This time, it was Samantha McCoach and her decade-old kilt brand, Le Kilt that worked with the Dior team to add authenticity to the folded skirts that abounded on the catwalk. But Maria Grazia also talked of visiting wool mills dotted around the Inner Hebrides with Johnstons of Elgin and visiting Harris Tweed to choose a fabric from their vast archives and create a new Dior colourway that came out – yellows and purples!
Dior mines its history to find links between the location and the Cruise shows – from Seville to Mexico City and now Perth, Scotland where Gleneagles held a charity fashion show with Dior back in 1955. So the alliance between the French House and Scotland are sound and served as an intriguing cornerstone for the atelier to continue to explore collaborative projects such as this.
The collection itself – part punk, part Mary Queen of Scots, part New Look – was a chic meander through counter-culture, the importance of embroidery and symbols as language. Velvet and lace, emblematic tartan, denim and T-shirts with studs created looks that we know the hundreds of VIP customers invited to the event left the gardens panting with anticipation.
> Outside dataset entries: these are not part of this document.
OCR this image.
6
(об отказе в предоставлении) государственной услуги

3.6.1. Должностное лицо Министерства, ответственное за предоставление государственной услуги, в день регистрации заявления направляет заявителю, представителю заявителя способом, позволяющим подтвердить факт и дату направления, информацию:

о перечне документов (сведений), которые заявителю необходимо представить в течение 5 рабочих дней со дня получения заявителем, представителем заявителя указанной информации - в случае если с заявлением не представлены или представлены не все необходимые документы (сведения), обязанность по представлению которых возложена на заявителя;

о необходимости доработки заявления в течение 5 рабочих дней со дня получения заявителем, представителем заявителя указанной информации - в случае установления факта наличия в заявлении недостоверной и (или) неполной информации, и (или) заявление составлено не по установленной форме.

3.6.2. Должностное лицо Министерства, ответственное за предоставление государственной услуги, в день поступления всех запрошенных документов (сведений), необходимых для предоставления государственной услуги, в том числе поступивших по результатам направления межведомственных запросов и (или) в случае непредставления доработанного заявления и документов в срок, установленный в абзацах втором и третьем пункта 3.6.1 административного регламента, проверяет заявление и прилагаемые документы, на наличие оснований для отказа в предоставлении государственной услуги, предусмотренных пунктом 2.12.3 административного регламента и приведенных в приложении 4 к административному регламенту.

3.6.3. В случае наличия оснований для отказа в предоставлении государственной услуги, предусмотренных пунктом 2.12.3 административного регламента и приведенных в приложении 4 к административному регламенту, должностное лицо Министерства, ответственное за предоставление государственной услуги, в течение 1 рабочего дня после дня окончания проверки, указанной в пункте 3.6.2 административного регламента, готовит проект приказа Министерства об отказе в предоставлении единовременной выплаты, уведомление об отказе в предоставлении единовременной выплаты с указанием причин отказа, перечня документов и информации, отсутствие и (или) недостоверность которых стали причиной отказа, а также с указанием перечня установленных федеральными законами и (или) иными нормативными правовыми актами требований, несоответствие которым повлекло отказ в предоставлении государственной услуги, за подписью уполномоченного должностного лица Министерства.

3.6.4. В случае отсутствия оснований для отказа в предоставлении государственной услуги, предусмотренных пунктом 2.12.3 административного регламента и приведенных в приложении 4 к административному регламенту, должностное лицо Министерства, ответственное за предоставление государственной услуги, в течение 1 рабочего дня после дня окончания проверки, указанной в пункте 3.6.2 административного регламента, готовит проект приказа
The show proved to be not just a show but forged a narrative which harmoniously merged the past, present, and future throughout a garden that impressed. There's a reason why Dior resonates with so many, and Maria Grazia Chiuri's bold bet that designing for women who are "bossy, nags, fierce and emotional", the monikers embroidered into leather pieces in her show, meant that her tribe – rain or shine – will follow.